Hysteroscopy, surgical; with division or resection of intrauterine septum (any method)

© Copyright 2025 American Medical Association. All rights reserved.

Common Language Description

The procedure described by CPT® Code 58560 refers to a surgical hysteroscopy that involves the division or resection of an intrauterine septum using any method. An intrauterine septum is a congenital anomaly where a fibrous or muscular band divides the uterine cavity, which can lead to complications such as recurrent pregnancy loss or infertility. The surgical approach begins with a thorough bimanual pelvic examination to assess the uterus and surrounding structures. Following this, a single-tooth tenaculum is applied to the anterior lip of the cervix to stabilize it during the procedure.
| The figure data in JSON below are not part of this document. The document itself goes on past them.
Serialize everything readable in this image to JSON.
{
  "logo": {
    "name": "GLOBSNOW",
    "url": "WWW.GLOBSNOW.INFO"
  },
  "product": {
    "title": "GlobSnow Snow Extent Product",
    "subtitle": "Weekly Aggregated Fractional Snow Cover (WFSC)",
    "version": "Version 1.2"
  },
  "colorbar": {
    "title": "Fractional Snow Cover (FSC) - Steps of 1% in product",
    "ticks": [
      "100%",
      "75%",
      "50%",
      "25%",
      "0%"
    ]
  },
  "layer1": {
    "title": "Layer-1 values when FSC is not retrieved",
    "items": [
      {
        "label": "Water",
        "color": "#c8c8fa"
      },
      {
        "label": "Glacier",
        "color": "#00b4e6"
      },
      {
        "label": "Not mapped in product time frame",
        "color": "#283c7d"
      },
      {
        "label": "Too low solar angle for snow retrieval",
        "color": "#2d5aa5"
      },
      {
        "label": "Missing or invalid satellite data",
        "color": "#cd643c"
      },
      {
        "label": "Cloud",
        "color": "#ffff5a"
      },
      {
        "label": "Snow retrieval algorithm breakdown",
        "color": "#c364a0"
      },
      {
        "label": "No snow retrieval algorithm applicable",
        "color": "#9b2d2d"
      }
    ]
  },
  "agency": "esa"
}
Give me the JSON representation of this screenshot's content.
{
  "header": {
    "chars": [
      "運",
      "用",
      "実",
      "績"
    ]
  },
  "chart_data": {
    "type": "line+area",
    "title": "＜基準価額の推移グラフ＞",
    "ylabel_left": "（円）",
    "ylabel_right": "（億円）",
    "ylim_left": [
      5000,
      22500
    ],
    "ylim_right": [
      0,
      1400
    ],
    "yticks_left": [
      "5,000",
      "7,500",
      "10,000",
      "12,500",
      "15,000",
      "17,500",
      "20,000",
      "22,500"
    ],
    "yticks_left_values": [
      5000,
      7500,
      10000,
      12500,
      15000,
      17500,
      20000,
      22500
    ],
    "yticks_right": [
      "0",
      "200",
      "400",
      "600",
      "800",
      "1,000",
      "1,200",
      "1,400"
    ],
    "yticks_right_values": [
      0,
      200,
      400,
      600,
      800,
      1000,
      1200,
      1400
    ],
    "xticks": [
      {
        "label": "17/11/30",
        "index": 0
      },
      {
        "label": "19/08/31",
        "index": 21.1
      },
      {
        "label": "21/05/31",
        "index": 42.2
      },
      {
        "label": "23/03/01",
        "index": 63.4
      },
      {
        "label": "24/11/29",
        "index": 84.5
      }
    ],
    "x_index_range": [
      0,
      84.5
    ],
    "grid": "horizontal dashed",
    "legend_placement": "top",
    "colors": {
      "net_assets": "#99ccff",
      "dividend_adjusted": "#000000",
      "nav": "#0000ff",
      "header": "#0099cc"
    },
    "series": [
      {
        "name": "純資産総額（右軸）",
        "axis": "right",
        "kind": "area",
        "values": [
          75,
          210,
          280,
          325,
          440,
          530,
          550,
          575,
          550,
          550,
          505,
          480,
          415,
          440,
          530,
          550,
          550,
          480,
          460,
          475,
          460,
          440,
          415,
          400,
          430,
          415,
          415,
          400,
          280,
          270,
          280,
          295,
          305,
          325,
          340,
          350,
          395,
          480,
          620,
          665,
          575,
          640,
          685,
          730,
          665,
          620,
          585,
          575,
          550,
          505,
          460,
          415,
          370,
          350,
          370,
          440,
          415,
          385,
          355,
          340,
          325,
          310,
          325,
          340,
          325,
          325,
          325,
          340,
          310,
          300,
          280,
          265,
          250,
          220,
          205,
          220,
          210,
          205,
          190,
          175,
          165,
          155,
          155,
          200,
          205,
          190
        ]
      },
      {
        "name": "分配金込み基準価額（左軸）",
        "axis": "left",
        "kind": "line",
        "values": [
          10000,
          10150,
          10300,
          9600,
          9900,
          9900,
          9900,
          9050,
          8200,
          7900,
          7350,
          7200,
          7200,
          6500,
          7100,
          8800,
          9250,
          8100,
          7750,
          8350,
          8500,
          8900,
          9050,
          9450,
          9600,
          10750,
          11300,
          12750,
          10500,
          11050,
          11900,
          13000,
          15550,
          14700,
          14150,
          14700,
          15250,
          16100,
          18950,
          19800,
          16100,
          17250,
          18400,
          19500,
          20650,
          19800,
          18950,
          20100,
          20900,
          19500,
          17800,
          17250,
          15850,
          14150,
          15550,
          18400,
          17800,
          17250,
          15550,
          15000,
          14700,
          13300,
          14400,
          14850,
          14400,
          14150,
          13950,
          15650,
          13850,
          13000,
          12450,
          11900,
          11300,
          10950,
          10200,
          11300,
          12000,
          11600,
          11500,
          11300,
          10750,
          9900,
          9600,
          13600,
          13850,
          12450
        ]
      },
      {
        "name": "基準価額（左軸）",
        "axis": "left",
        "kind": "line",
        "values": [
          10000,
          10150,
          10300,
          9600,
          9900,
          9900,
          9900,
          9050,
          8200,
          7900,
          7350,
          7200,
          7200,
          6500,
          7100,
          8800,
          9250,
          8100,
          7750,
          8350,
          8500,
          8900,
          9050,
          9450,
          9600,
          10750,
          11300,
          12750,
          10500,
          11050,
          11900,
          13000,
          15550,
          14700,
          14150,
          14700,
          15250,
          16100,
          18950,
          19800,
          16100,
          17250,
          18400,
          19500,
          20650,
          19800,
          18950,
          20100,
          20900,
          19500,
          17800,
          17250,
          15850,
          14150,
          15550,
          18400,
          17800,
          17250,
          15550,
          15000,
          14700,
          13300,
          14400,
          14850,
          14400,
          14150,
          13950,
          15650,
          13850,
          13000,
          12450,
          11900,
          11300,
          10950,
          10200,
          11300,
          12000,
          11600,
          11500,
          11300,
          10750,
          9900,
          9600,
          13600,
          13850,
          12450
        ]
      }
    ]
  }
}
A sound is then introduced into the uterus to measure its depth and angle, ensuring proper placement of the hysteroscope. To facilitate the insertion of the hysteroscope, the cervix is anesthetized and dilated using metal dilators. The hysteroscope is then carefully inserted into the endocervical canal and advanced into the uterine cavity while simultaneously distending the uterus with saline or carbon dioxide. This distension allows for clear visualization of the uterine cavity, where the surgeon can identify any adhesions or the presence of an intrauterine septum. If intrauterine adhesions are present, they may be addressed in a separate procedure coded as CPT® 58559, which involves lysing the adhesions using various techniques. In the case of CPT® 58560, the focus is on the intrauterine septum, which is divided or resected using specialized instruments such as a resectoscope, scissors, or a vaporizing electrode. After the procedure, all instruments, including the hysteroscope, are removed, and the tenaculum is taken off the cervical lip. Any bleeding from the cervix is managed through the application of pressure, ensuring patient safety and comfort post-procedure.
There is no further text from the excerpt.